Figure 6. Model for the translocation between 11q23 and 22q11

a | The palindromic AT-rich repeat on chromosome 22q11 or 11q23 is shown as dsDNA with the arrows indicating the head-to-head inverted repeats. DNA strand separation occurs followed by cruciform extrusion. Palindromic sequences (head-to-head arrows) are predicted to form a hairpin or cruciform structure on chromosome 11, and a similar one on chromosome 22. The tips of the cruciforms may be prone to nicking by nucleases. b | Chromosome 22 with double-strand breaks within the palindrome (coloured green) could recombine with 11q23 or with another chromosome (chromosome ‘N’) that has similar double-strand breaks. This would lead to a translocation between chromosome 22 and chromosome 11 or chromosome N, leading to the formation of der(22) and a der(11) or der(N). Most often, N is chromosome 11. cen, centromere; tel, telomere.

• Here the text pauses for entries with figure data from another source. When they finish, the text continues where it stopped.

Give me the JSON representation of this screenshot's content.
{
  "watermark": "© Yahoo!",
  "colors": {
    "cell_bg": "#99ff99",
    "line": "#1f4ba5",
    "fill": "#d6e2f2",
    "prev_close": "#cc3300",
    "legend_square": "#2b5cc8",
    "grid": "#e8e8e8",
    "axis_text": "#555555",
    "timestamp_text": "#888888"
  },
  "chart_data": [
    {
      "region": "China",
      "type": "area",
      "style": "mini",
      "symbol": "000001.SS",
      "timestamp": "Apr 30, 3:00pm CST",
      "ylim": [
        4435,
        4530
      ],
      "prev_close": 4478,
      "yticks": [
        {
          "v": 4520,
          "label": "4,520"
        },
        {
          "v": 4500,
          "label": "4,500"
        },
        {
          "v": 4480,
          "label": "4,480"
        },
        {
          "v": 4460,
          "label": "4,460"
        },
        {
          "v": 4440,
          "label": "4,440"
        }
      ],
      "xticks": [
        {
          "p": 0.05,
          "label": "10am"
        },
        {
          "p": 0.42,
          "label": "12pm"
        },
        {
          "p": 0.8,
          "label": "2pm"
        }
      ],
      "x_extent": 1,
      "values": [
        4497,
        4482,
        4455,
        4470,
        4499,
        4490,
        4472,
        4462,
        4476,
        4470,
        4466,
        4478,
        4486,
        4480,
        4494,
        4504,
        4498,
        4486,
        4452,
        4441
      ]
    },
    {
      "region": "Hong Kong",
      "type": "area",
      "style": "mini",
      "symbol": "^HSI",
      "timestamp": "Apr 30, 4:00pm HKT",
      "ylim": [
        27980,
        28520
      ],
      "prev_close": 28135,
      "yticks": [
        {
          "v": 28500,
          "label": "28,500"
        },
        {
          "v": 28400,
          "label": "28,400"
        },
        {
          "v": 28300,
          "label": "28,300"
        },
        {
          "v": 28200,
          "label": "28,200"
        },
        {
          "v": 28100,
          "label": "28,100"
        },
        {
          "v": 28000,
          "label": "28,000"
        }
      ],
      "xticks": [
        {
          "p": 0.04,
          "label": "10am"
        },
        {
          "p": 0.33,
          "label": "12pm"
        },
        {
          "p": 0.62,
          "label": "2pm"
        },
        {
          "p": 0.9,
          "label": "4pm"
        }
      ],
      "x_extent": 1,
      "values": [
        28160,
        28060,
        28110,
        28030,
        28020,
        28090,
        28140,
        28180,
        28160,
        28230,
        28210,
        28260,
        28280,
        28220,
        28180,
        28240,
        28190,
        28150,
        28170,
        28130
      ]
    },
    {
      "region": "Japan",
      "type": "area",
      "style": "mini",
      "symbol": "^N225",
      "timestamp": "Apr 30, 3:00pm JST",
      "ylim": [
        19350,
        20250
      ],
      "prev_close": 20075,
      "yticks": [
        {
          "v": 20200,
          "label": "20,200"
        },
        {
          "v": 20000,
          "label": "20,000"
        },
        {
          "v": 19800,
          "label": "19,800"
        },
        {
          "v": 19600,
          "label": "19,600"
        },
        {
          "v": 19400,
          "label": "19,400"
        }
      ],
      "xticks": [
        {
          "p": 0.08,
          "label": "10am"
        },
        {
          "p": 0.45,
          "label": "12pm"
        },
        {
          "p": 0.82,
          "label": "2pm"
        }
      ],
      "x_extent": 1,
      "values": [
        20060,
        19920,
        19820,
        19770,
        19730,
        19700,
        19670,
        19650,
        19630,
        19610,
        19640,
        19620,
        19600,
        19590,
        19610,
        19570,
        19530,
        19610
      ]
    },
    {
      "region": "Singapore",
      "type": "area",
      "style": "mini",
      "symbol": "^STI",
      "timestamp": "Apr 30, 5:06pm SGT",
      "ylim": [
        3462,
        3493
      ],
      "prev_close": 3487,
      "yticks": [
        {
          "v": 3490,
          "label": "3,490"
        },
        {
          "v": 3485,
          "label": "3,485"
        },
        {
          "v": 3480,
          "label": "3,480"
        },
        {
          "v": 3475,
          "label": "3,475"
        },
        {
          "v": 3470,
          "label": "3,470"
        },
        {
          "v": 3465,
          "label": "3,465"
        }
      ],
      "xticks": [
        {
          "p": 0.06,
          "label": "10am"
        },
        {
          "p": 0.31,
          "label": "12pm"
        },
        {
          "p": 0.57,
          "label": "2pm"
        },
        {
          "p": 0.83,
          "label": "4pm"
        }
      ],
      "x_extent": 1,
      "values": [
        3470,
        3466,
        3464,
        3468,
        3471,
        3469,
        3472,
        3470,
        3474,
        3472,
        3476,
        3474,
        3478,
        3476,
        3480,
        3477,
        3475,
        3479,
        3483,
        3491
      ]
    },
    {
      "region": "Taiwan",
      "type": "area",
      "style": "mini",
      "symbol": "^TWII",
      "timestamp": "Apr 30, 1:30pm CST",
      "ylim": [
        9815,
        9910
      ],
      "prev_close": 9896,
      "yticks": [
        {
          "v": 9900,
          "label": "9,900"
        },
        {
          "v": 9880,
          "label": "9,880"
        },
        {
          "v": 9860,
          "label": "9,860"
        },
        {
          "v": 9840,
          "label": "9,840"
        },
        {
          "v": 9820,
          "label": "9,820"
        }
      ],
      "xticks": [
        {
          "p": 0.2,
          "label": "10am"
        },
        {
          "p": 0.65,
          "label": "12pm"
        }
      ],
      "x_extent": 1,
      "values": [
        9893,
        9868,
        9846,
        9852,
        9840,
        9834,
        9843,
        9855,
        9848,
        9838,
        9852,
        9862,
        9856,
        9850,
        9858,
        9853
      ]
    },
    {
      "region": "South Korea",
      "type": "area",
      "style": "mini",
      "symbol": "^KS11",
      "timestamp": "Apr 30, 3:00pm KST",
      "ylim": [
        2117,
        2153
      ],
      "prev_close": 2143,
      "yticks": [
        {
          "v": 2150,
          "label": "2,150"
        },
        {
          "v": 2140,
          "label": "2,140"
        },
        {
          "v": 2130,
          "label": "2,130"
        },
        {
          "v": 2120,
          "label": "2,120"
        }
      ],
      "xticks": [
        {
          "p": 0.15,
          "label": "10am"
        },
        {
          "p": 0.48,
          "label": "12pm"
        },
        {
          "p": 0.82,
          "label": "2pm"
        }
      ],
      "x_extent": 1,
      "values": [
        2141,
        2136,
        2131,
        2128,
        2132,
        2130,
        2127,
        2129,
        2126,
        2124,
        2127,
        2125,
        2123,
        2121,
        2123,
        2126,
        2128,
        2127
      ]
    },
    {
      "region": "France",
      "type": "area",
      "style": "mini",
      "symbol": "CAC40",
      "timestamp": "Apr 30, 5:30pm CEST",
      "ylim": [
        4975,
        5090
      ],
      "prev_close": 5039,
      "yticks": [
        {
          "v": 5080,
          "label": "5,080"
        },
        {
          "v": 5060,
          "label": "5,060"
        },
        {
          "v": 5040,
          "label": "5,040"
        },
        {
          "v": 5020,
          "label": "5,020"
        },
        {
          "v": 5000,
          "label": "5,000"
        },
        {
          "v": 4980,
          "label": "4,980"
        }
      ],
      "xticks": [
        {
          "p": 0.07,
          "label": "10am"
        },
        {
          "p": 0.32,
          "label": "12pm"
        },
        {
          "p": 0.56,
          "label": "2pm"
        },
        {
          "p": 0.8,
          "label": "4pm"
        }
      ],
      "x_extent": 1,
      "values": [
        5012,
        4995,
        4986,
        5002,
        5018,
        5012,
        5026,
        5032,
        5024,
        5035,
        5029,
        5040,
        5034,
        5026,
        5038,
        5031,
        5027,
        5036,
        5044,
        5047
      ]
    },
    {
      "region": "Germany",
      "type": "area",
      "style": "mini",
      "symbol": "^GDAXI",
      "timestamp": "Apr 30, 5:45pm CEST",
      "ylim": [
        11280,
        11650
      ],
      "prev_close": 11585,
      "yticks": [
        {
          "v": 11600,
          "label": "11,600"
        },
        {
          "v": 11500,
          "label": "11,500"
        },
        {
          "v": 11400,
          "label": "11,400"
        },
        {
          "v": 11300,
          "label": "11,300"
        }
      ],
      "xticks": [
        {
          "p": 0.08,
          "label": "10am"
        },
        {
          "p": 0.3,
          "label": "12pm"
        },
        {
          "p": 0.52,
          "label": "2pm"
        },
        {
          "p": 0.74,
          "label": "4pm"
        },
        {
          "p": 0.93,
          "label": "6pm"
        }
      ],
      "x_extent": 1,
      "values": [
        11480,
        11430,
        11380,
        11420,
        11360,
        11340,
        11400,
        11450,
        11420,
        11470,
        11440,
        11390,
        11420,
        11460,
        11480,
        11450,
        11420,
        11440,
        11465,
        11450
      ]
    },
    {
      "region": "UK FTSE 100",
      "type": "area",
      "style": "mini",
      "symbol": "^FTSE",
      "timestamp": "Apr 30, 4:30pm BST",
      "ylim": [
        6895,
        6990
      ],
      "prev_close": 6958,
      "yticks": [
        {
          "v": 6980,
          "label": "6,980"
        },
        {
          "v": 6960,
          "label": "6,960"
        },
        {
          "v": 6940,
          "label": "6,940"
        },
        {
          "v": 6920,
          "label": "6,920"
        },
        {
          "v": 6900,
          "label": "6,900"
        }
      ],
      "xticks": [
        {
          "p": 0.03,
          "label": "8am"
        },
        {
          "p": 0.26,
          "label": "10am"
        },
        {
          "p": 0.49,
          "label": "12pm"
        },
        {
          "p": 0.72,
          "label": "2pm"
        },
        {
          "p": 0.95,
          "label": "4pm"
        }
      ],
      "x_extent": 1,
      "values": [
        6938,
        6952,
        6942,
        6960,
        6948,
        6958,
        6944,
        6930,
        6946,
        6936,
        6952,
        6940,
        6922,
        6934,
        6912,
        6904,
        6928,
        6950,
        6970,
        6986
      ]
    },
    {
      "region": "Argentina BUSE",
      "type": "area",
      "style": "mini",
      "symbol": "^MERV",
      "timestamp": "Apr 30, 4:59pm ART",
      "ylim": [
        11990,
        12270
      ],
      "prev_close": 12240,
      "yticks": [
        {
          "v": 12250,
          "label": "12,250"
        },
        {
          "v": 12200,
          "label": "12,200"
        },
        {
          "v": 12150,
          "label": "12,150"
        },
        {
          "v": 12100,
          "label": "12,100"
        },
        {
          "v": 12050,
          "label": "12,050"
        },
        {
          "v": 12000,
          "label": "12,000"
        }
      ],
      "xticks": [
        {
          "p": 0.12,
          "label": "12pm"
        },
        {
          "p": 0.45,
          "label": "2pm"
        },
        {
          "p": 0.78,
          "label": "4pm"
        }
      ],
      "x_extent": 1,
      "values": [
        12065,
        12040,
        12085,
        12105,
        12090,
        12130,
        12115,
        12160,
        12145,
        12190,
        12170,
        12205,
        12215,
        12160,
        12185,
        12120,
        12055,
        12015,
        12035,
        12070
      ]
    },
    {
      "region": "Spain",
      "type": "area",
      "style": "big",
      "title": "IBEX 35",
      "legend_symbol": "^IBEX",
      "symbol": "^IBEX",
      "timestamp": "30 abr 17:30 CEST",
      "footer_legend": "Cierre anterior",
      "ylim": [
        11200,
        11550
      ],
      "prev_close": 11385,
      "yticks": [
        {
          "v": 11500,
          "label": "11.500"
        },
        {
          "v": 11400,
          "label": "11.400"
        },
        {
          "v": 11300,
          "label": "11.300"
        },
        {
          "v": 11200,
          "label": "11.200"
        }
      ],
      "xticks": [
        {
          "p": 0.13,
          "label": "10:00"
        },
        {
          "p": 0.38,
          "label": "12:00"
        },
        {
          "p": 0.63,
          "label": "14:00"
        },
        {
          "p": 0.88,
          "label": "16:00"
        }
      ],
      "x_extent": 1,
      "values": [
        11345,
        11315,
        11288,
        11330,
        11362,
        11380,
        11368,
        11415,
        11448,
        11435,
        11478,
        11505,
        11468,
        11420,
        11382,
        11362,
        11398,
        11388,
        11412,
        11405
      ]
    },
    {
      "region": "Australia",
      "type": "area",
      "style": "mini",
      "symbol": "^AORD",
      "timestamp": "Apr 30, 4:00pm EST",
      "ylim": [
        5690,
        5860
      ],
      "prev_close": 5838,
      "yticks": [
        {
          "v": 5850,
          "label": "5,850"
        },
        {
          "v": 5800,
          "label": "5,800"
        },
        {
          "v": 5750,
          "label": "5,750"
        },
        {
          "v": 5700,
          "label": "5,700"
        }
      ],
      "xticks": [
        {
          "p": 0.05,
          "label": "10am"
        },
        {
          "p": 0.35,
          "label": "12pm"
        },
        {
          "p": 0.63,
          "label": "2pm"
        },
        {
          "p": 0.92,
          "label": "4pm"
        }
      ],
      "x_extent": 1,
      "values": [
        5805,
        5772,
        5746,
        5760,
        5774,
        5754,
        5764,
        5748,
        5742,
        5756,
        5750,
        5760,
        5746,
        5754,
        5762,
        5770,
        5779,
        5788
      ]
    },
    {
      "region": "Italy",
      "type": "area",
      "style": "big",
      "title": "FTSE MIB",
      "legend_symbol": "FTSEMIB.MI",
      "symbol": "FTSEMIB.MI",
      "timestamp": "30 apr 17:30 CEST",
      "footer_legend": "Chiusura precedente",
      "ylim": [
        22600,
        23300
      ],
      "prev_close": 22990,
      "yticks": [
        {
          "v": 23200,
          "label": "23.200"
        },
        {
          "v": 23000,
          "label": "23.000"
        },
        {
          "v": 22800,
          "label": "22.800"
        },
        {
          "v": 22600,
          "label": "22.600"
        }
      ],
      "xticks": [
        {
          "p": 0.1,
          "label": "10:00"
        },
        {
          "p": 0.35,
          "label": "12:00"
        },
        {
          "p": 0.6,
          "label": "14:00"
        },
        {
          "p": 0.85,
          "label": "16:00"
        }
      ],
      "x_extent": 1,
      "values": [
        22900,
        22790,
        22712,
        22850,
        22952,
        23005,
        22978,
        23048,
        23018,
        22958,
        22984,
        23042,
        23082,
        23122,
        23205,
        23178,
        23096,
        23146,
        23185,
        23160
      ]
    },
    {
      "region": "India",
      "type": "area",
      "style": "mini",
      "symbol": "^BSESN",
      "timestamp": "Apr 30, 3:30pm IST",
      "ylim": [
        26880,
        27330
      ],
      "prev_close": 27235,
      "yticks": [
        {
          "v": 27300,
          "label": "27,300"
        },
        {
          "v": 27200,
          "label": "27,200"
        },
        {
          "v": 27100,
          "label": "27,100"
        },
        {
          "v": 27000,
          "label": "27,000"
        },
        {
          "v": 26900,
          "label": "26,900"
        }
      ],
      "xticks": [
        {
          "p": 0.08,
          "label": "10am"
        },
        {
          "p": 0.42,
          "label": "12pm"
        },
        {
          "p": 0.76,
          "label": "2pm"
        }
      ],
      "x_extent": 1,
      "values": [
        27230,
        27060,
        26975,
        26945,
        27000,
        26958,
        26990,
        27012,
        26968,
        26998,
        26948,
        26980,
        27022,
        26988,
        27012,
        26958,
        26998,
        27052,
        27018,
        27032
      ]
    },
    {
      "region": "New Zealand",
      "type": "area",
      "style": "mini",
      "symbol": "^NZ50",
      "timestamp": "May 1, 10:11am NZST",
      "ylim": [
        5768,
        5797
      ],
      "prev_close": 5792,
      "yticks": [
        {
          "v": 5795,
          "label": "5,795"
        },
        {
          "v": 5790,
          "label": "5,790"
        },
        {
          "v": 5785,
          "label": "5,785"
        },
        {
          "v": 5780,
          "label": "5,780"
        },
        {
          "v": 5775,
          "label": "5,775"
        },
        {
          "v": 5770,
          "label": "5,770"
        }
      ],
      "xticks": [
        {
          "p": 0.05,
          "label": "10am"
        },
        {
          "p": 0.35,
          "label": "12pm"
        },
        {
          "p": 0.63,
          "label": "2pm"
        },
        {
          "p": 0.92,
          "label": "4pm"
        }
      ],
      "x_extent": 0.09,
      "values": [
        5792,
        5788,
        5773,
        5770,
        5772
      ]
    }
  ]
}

Figure 7. Ideograms and partial karyotypes of chromosome 22 abnormalities

a | The deletion of chromosome 22q11.21–11.23 (indicated by an arrow) is associated with DiGeorge and velocardiofacial syndromes. The inv dup(22) is associated with the cat eye syndrome, the +der(22)t(11;22) — a derivative chromosome 22 that is generated by the translocation between chromosomes 11 and 22 — is associated with Emanuel syndrome. The interstitial direct duplication is not visible cytogenetically. b | A copy-number diagram for the above disorders. Multiplex ligation-dependent probe amplification (MLPA) and fluorescence in situ hybridization (FISH) probes as well as copy number for the disorders shown in panel a are indicated. c | Graphical output for copy number of SNP-based probes on chromosome 22 on the Affymetrix 50K Xba Mapping GeneChip as computed by copy-number analysis software CNAG. Red dots represent raw log₂ ratio values for each SNP. Blue curves represent copy-number inferences based on local mean analysis for ten consecutive SNPs. Heterozygous SNP calls are shown as green bars below the chromosome 22 ideogram at the bottom of the figure. For probes that are normal in copy number, the signal intensity ratio of the subject versus controls is expected to be 1 and the log₂ ratio should be around 0.0 (log₂ = 0). The deletion that has been detected in this patient with DiGeorge and velocardiofacial syndromes (DGS/VCFS) based on log₂ ratio is underlined in red. Loss of copy number due to a deletion results in a negative log₂ ratio (mean log₂ ratio ~ −0.5).